I.Dünya Savaşı yıllarında Ruslar tarafından işgal edilen Ayasofya, askeri karargah, hastane, depo ve savaştan sonra yine cami olarak kullanılmıştır. 1958-1962 yılları arasında Edinburg Üniversitesi ve Vakıflar Genel Müdürlüğü işbirliği ile restore edilerek, 1964 yılında müzeye çevrilmiştir.
ATATÜRK KÖŞKÜ
Soğuksu semtinde küçük bir çam korusu içinde yer alıp 20.yüzyılın hemen başında yaptırılmış, Atatürk 1934 ve 1937 yıllarında Trabzon’u ziyaretlerinde bu köşkte konuk edilmiştir.
Onun ölümünden sonra Trabzon Belediyesi tarafından, dönemde kullanılan eşyalarla dekore edilerek, Atatürk Müzesi olarak ziyarete açılmıştır.Avrupa mimari tarzında inşa edilen köşk üç + yarım karataş bir yapıdır. Dıştaki taşkın saçaklarda ahşap, içte tavanlarda alçı süslemelere yer verilmiştir.
Ulu önderimiz Mustafa Kemal ATATÜRK 1937 yılında vasiyetnamesinin bir bölümünü bu konakta yazmıştır.
SPOR
Halen İl Merkezinde 32.000 kapasiteli (Hüseyin Avni AKER) stadyum mevcut olup, İl genelinde 3 adet stat, 3 adet çim, 12 adet toprak yüzeyli futbol sahası, 11 adet spor salonu, 1 adet kapalı yüzme havuzu, 1 adet atış poligonu, 5 adet kapalı spor salonu ve 131 spor kulübü vardır. Sporun çeşitli branşlarında 7.733 sporcu, 415 hakem ve 15 antrenör görev almaktadır.
Trabzon'da spor denince şüphesiz ilk akla gelen futboldur. İlimizin tanıtımında çok önemli yer tutan futbol takımımız TRABZONSPOR gerek ülkemizde ve gerekse Avrupa'da elde ettiği büyük başarılardan dolayı İlimizin ve Ülkemizin tanıtımında önemli rol oynamaktadır. 2 Ağustos 1967 tarihinde Bordo-Mavi renklerle kurulan Trabzonspor 1973-1974 sezonunda Türkiye Birinci Ligine çıkmış ve bugüne kadar 6 kez 1. Lig Şampiyonluğu, 7 kez Federasyon Kupası, 7 kez Cumhurbaşkanlığı Kupası ve 5 kez de Başbakanlık Kupasını müzesine götürmüştür.
Ayrıca, İlimizin ilçe takımı olan Akçaabat Sebat Spor 2002-2003 sezonunda Birinci Süper Lige çıkmış ve halen bu lige mücadele etmektedir.
Avcılık, atıcılık, atletizm, basketbol, boks, güreş, judo, voleybol, hentbol, futbol ve su sporları dallarında spor faaliyetleri yapılmaktadır.

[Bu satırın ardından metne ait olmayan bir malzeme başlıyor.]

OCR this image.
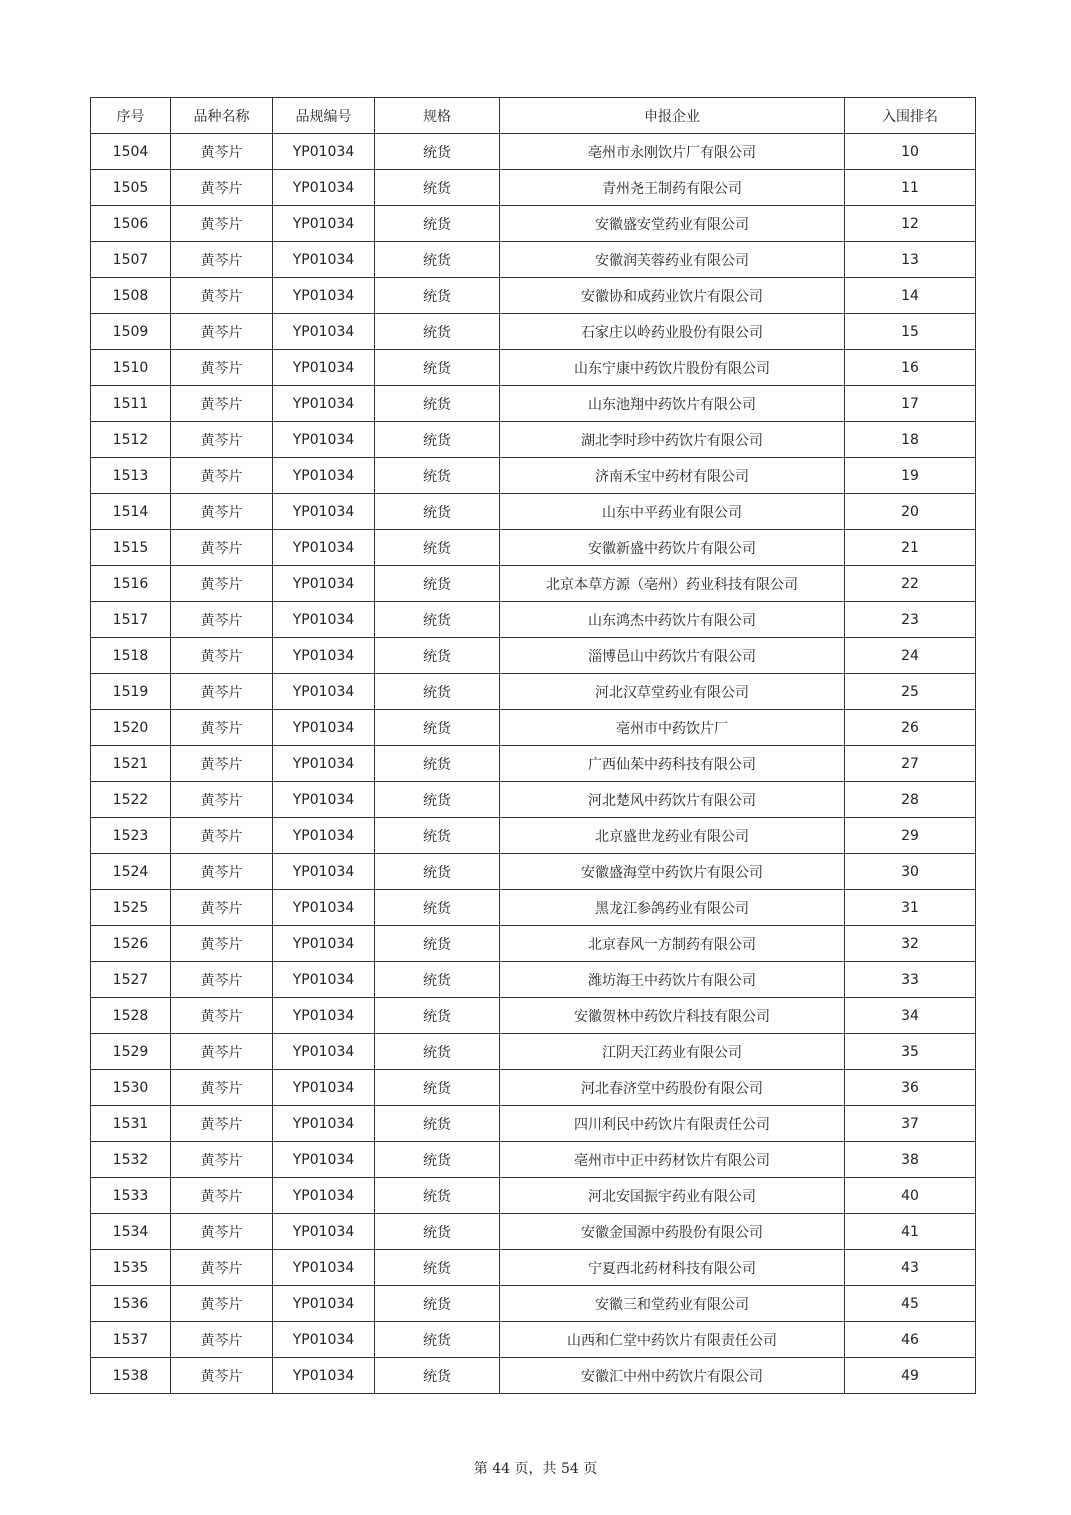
序号	品种名称	品规编号	规格	申报企业	入围排名
1504	黄芩片	YP01034	统货	亳州市永刚饮片厂有限公司	10
1505	黄芩片	YP01034	统货	青州尧王制药有限公司	11
1506	黄芩片	YP01034	统货	安徽盛安堂药业有限公司	12
1507	黄芩片	YP01034	统货	安徽润芙蓉药业有限公司	13
1508	黄芩片	YP01034	统货	安徽协和成药业饮片有限公司	14
1509	黄芩片	YP01034	统货	石家庄以岭药业股份有限公司	15
1510	黄芩片	YP01034	统货	山东宁康中药饮片股份有限公司	16
1511	黄芩片	YP01034	统货	山东池翔中药饮片有限公司	17
1512	黄芩片	YP01034	统货	湖北李时珍中药饮片有限公司	18
1513	黄芩片	YP01034	统货	济南禾宝中药材有限公司	19
1514	黄芩片	YP01034	统货	山东中平药业有限公司	20
1515	黄芩片	YP01034	统货	安徽新盛中药饮片有限公司	21
1516	黄芩片	YP01034	统货	北京本草方源（亳州）药业科技有限公司	22
1517	黄芩片	YP01034	统货	山东鸿杰中药饮片有限公司	23
1518	黄芩片	YP01034	统货	淄博邑山中药饮片有限公司	24
1519	黄芩片	YP01034	统货	河北汉草堂药业有限公司	25
1520	黄芩片	YP01034	统货	亳州市中药饮片厂	26
1521	黄芩片	YP01034	统货	广西仙茱中药科技有限公司	27
1522	黄芩片	YP01034	统货	河北楚风中药饮片有限公司	28
1523	黄芩片	YP01034	统货	北京盛世龙药业有限公司	29
1524	黄芩片	YP01034	统货	安徽盛海堂中药饮片有限公司	30
1525	黄芩片	YP01034	统货	黑龙江参鸽药业有限公司	31
1526	黄芩片	YP01034	统货	北京春风一方制药有限公司	32
1527	黄芩片	YP01034	统货	潍坊海王中药饮片有限公司	33
1528	黄芩片	YP01034	统货	安徽贺林中药饮片科技有限公司	34
1529	黄芩片	YP01034	统货	江阴天江药业有限公司	35
1530	黄芩片	YP01034	统货	河北春济堂中药股份有限公司	36
1531	黄芩片	YP01034	统货	四川利民中药饮片有限责任公司	37
1532	黄芩片	YP01034	统货	亳州市中正中药材饮片有限公司	38
1533	黄芩片	YP01034	统货	河北安国振宇药业有限公司	40
1534	黄芩片	YP01034	统货	安徽金国源中药股份有限公司	41
1535	黄芩片	YP01034	统货	宁夏西北药材科技有限公司	43
1536	黄芩片	YP01034	统货	安徽三和堂药业有限公司	45
1537	黄芩片	YP01034	统货	山西和仁堂中药饮片有限责任公司	46
1538	黄芩片	YP01034	统货	安徽汇中州中药饮片有限公司	49
第 44 页，共 54 页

Her dalda ülke çapında dereceler alan Trabzonlu sporcular futbolda da birçok başarılar kazanmışlar ve isimlerini yurt dışına taşırmışlardır.
KÜLTÜRÜN TARİHİ GELİŞİMİ
Bilinen tarihi geçmişi en az 4000 yıl öncesine dayanan Trabzon, konumu itibarıyla tarihin bütün evrelerinde tüm dünyanın ilgisini çekmiş ender kentlerden biridir. Coğrafi önemi, tam bir geçiş noktasında bulunması, değişik medeniyetlere ev sahipliği yapması Trabzon'u önemli kılan etkenlerin başında gelmektedir. Böylesine köklü geçmişe sahip bir kentin kültürel hayatı da renkli olmak zorundadır. Bir kere Trabzon bildiğimiz "kent kültürü"nü yüzyıllardan bu yana bünyesinde yaşatmaktadır. Ticari ve idari merkez olarak Trabzon'da yüzyılların ötesinden bu yana kurulu bulunan eğitim-kültür-ticaret merkezlerinin varlığı ketin etrafıyla birlikte canlı ve süregelen bir kültürel birikime sahip olduğunun göstergesidir.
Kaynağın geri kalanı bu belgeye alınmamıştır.